When asked to name her favorite part of the trip, Molly says, “Everything about it! Being treated special and being able to learn to surf in Hawaii!” 

“She had a sense of pride in being able to take her family on vacation,” Keane says. “It was definitely the most exciting family vacation we’ve ever been on.

“She goes in every other month to check with a doctor, but she’s doing fantastic. She’s on the swim team and sailing team,” she adds.

Last year, Molly was named Girl of the Year by the Leukemia & Lymphoma Society for Cleveland and Akron (mwoy.org/northern-ohio/mwoy-clevelandakron). 

“When Molly started the treatment, she was not what you would describe as a ‘tough kid,’” her father says in the video. “But she sure is now.”


5 Ways to Support Families who are Coping with Cancer

1. Feed them: Consider doubling the size of your dinner and sharing the extra with the other family. Order them food from or send them gift cards to their favorite local restaurant. Consider organizing a meal service like mealtrain.com, where different families can sign up to bring them food. 

2. Ask the family for specific ideas on ways to help, such as giving them rides to and from the hospital, buying them groceries, house-sitting, watching their pets, watering their garden, cleaning their house, or doing their laundry. Families coping with illness can often feel overwhelmed by day-to-day chores.

3. Take up donations from friends, neighbors and coworkers, whether via a social media account or through a local bank, and let the family decide how best to use those funds.
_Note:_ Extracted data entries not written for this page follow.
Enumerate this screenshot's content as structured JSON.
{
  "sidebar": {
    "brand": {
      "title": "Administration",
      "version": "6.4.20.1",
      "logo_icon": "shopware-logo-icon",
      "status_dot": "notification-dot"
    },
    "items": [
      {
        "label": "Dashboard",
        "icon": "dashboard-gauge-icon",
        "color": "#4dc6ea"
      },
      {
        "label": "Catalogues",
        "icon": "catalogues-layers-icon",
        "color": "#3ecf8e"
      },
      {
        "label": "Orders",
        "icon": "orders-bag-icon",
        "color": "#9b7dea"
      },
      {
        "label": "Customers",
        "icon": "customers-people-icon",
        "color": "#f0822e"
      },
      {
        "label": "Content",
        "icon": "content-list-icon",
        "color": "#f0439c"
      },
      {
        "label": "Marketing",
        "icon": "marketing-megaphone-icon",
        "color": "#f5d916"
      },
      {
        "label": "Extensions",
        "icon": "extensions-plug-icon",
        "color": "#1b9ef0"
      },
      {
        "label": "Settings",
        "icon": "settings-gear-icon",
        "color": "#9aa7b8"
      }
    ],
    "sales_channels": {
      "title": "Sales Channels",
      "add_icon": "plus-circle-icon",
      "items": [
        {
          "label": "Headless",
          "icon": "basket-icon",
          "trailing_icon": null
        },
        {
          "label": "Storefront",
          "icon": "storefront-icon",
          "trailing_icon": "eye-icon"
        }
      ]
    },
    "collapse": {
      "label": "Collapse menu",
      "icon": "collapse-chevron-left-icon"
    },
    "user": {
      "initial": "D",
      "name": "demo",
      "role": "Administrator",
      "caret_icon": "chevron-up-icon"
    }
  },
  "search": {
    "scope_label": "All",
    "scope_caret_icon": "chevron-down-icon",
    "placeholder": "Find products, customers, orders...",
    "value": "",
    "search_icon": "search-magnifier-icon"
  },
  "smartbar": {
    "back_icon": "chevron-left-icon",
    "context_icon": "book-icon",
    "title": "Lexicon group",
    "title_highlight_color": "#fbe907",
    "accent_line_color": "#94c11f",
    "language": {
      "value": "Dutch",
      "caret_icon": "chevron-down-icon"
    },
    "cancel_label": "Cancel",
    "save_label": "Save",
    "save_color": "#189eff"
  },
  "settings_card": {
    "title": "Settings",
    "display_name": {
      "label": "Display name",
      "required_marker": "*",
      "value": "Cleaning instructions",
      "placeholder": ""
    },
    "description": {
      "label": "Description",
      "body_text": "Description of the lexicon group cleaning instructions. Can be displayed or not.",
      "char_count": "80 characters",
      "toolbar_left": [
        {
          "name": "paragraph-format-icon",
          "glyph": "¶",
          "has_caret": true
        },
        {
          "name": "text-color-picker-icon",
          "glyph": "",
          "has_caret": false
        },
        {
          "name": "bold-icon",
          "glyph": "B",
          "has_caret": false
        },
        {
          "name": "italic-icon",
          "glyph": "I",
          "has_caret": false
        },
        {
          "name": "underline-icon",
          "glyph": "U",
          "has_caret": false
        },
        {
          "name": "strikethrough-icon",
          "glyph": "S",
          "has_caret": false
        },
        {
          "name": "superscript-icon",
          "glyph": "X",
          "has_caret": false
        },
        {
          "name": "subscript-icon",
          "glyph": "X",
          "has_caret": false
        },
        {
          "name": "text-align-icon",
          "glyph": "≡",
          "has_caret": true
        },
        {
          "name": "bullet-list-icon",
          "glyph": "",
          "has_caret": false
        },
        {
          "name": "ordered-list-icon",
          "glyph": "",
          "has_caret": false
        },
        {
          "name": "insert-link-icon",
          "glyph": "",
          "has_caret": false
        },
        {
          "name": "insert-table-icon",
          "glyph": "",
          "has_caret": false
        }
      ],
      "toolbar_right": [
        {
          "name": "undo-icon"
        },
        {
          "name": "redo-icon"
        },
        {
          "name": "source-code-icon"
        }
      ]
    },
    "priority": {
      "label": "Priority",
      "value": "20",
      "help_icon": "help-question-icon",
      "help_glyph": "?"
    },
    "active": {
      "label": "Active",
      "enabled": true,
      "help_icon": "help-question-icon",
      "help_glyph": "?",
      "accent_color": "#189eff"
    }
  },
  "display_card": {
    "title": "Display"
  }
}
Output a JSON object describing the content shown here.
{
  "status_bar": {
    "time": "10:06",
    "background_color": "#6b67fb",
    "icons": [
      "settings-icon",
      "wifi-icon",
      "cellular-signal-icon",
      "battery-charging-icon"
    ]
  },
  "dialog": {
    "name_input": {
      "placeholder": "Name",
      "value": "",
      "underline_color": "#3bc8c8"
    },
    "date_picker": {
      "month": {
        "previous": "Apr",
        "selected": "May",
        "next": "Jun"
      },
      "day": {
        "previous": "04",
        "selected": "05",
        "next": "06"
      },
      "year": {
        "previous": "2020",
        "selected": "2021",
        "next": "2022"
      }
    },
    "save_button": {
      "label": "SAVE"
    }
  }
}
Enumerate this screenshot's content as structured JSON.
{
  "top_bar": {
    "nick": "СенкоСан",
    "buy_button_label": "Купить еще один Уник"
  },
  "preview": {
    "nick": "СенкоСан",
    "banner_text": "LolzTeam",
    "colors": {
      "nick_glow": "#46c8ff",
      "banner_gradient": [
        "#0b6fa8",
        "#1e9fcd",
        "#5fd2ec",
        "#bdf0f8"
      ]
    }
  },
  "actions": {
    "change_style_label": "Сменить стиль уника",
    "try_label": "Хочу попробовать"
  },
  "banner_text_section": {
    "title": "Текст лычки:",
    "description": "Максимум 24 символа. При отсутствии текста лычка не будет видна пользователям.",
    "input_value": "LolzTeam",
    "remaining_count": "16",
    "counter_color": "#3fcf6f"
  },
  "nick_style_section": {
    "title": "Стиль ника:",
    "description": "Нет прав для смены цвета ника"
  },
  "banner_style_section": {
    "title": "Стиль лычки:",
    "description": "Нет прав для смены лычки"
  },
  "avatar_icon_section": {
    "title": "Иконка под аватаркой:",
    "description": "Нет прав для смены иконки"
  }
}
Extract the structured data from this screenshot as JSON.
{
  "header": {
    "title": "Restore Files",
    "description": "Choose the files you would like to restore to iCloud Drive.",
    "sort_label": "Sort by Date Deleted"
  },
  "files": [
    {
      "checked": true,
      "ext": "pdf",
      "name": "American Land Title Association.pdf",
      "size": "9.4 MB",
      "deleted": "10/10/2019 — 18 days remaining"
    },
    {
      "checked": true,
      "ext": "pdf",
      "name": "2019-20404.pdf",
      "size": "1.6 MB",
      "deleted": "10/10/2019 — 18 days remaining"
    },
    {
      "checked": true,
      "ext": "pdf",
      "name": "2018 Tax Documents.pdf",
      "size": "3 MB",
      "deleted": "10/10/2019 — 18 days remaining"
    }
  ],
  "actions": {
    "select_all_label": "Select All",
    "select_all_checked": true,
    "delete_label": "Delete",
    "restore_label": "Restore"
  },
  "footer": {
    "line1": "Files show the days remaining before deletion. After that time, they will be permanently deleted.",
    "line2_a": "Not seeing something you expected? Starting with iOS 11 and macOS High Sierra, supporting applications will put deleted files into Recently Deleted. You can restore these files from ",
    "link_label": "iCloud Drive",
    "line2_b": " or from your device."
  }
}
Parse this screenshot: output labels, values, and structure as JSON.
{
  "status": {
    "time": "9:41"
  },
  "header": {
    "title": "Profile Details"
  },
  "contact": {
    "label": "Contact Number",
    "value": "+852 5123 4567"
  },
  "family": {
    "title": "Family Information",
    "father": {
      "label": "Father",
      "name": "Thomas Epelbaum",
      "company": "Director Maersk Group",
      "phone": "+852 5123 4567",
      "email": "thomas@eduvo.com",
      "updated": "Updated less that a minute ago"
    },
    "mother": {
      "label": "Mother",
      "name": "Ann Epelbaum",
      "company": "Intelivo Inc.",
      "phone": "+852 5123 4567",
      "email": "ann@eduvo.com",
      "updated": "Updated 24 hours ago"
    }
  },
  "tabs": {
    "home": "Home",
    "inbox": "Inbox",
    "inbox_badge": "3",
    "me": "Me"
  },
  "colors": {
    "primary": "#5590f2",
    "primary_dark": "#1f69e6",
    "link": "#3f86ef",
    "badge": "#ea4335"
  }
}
4. Offer to take over communicating to non-family members with regular updates to a password-protected blog, so the family can focus energies on their ailing child.

5. Donate to or participate in childhood cancer-focused charities such as Make-A-Wish, Ohio, Kentucky and Indiana chapter (oki.wish.org), VeloSano (velosano.org), which supports cancer research at the Cleveland Clinic, the St. Baldrick’s Foundation (stbaldricks.org), or Alex’s Lemonade Stand Foundation for Childhood Cancer (alexslemonade.org).